An Energy-Efficient Chest Patch Interface With Inter-Sensor PPG Windowing and Multi-Domain On-Chip Analog Computing

Abstract

—A proposed chest patch device and its interface IC are configured to allow detection of multi-domain signals in the form of optical, electrical, acoustic, and chemical signals at a single body spot. The IC integrates on-chip classification capabilities for cardiovascular diseases based on photoplethysmogram (PPG) and electrocardiogram (ECG), along with hazardous gas analysis. For low-power multimodal sensing, an ECG R-peak triggered PPG window (RPT-PW) is proposed as an inter-sensor scheme to reduce activity on the PPG channel, which is the dominant energy consumer.

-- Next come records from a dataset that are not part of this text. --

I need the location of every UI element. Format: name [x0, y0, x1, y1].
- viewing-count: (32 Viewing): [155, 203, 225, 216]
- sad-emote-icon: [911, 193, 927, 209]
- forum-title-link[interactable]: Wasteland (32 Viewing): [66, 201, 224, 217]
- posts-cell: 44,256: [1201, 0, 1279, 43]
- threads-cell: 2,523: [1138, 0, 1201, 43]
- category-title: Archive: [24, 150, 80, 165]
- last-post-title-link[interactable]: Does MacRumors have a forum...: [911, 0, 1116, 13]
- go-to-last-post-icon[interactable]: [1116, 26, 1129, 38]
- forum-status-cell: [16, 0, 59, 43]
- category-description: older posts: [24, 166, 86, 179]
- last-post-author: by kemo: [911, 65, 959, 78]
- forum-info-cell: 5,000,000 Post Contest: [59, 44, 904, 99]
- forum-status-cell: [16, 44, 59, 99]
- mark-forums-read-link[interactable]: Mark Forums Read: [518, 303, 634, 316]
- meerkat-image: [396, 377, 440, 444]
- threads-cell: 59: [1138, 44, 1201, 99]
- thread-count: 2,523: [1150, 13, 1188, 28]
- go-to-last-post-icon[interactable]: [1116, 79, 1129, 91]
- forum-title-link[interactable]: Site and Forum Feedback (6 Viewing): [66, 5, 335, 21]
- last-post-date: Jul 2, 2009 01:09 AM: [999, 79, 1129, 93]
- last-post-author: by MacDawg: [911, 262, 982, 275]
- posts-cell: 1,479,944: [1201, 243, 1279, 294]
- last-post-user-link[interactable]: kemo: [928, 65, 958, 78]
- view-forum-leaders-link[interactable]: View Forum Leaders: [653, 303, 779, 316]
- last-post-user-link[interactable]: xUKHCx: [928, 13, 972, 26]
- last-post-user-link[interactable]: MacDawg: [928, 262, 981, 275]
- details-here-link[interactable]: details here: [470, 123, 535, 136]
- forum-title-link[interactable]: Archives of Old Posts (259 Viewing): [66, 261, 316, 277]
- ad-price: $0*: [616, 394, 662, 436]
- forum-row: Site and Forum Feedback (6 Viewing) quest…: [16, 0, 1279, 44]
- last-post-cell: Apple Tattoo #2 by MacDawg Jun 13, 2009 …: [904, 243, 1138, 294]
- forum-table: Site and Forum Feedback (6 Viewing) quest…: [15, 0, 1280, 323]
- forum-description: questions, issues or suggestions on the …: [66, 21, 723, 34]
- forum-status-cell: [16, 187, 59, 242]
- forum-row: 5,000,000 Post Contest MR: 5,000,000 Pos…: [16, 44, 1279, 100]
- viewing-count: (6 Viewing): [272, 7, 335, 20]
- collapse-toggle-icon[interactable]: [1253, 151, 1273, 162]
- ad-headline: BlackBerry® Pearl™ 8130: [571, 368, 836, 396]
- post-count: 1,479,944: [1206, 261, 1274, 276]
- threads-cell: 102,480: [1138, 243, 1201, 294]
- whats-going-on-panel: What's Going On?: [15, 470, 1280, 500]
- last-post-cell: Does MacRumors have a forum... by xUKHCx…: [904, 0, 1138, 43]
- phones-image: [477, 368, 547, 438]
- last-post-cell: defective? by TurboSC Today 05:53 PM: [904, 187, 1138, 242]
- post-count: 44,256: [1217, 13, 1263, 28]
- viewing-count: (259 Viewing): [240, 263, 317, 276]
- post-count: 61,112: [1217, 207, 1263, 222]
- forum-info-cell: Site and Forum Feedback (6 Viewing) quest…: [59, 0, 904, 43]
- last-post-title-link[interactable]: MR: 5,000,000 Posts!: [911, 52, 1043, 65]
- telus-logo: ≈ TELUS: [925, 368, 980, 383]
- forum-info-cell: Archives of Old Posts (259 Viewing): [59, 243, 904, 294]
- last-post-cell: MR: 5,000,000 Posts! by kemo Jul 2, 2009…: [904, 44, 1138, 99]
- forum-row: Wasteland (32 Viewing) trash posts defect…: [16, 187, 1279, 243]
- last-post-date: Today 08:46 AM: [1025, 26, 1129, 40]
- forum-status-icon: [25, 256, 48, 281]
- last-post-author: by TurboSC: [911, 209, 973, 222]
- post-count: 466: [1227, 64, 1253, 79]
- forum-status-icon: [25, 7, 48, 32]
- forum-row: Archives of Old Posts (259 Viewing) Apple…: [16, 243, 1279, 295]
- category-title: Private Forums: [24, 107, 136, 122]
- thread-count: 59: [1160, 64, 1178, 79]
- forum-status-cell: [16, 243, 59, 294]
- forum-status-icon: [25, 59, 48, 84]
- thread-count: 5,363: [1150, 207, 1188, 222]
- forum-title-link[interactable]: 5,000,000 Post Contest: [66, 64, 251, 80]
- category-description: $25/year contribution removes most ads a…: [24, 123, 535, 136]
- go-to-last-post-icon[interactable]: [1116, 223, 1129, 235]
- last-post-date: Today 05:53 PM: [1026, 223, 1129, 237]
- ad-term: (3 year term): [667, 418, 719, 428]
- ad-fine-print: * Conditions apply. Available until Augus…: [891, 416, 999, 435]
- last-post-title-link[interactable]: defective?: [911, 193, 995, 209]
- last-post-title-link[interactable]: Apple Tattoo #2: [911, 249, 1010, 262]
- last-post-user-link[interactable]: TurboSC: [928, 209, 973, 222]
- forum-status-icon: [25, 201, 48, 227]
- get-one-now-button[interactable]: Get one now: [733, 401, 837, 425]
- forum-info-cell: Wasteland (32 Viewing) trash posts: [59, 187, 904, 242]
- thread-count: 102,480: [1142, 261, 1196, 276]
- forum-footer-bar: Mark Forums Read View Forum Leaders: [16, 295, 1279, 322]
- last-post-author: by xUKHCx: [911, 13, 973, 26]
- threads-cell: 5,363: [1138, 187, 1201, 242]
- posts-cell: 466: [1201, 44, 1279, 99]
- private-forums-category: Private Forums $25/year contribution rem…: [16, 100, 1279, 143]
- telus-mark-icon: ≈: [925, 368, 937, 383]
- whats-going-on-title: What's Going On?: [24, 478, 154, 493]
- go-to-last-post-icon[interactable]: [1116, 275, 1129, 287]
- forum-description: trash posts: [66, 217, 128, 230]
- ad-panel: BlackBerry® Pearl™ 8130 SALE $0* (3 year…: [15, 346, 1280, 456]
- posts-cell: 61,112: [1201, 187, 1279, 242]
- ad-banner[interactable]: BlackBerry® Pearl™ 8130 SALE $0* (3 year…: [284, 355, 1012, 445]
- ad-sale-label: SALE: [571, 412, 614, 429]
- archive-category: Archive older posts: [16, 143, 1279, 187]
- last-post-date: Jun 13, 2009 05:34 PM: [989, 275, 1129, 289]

Additionally, the PPG and ECG readout channels incorporate analog peak detection to enable normalized on-chip extraction of pulse arrival time (PAT) and R-R interval (RRI). For minimal computation and communication power, a multi-domain convolutional neural network (MD-CNN) processes both analog and digital inputs, and a reconfigurable analog ternary/binary neural network (aTNN/BNN) provides additional computation capability for multidomain applications. The IC was fabricated in an 180-nm BCD process and integrated into a chest patch device prototype with an in-house adhesive meta patch. The RPT-PW demonstrated adaptive operation with an effective LED duty cycle as low as 0.02%. The on-chip computation achieved average sensitivity and specificity of 90.87%/95.38% for three-label hypertension, 92.80%/96.36% for three-label arrhythmia, and 92.46%/97.50% for four-label gas mixture classification.